Stricter Customs Declarations and Tax Compliance
A major aspect of the new policy is the requirement for a tax registration check during customs declarations, effectively eliminating tax evasion. Additionally, the regulations enhance supervision over company closures, addressing a loophole where firms would quickly register and close to evade scrutiny. Companies engaging in fraudulent export activities now face severe penalties, including potential criminal liability.
Addressing Concerns Over Low-Priced Exports
China's steel export practices have been a point of contention in global trade. Since the abolition of tax rebates on steel exports in 2021, many exporters have utilized "proxy exports" to circumvent regulations, leading to lower export prices and concerns about dumping from international trade partners. These new policies aim to tighten oversight, ensuring stricter compliance and transparency while preventing price wars and optimizing China’s steel export structure.

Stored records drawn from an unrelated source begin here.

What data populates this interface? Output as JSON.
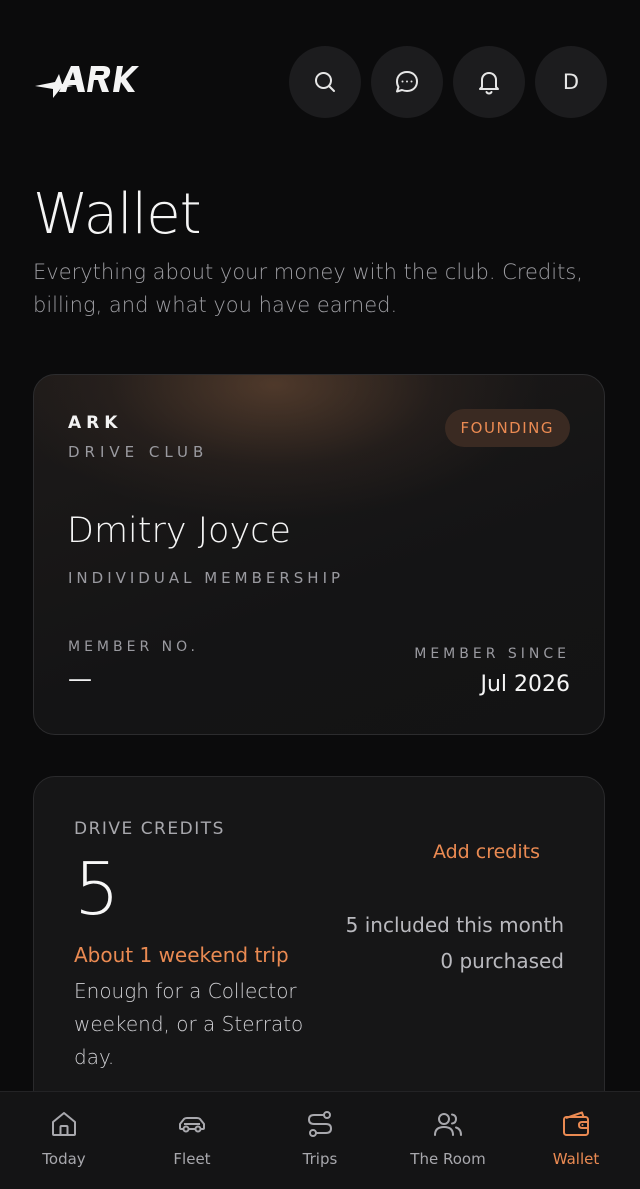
{
  "header": {
    "logo_text": "ARK",
    "avatar_initial": "D",
    "icons": [
      "search-icon",
      "chat-icon",
      "bell-icon"
    ]
  },
  "page": {
    "title": "Wallet",
    "subtitle": "Everything about your money with the club. Credits, billing, and what you have earned."
  },
  "membership_card": {
    "brand": "ARK",
    "brand_sub": "DRIVE CLUB",
    "badge": "FOUNDING",
    "member_name": "Dmitry Joyce",
    "membership_type": "INDIVIDUAL MEMBERSHIP",
    "member_no_label": "MEMBER NO.",
    "member_no_value": "—",
    "member_since_label": "MEMBER SINCE",
    "member_since_value": "Jul 2026"
  },
  "credits_card": {
    "label": "DRIVE CREDITS",
    "value": "5",
    "estimate": "About 1 weekend trip",
    "description": "Enough for a Collector weekend, or a Sterrato day.",
    "add_label": "Add credits",
    "included": "5 included this month",
    "purchased": "0 purchased"
  },
  "nav": {
    "items": [
      {
        "label": "Today",
        "icon": "home-icon"
      },
      {
        "label": "Fleet",
        "icon": "car-icon"
      },
      {
        "label": "Trips",
        "icon": "route-icon"
      },
      {
        "label": "The Room",
        "icon": "users-icon"
      },
      {
        "label": "Wallet",
        "icon": "wallet-icon",
        "active": true
      }
    ]
  },
  "colors": {
    "accent": "#ea8a52",
    "background": "#0b0b0c",
    "surface": "#161617"
  }
}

Industry Restructuring and Production Cuts
In early March, China announced plans to restructure its steel industry by reducing production. While specific details were not disclosed, market analysts predict that steel output could be reduced by as much as 50 million tons per year. This move aligns with China’s broader strategy to enhance its position in high-quality steel markets while addressing overcapacity and environmental concerns.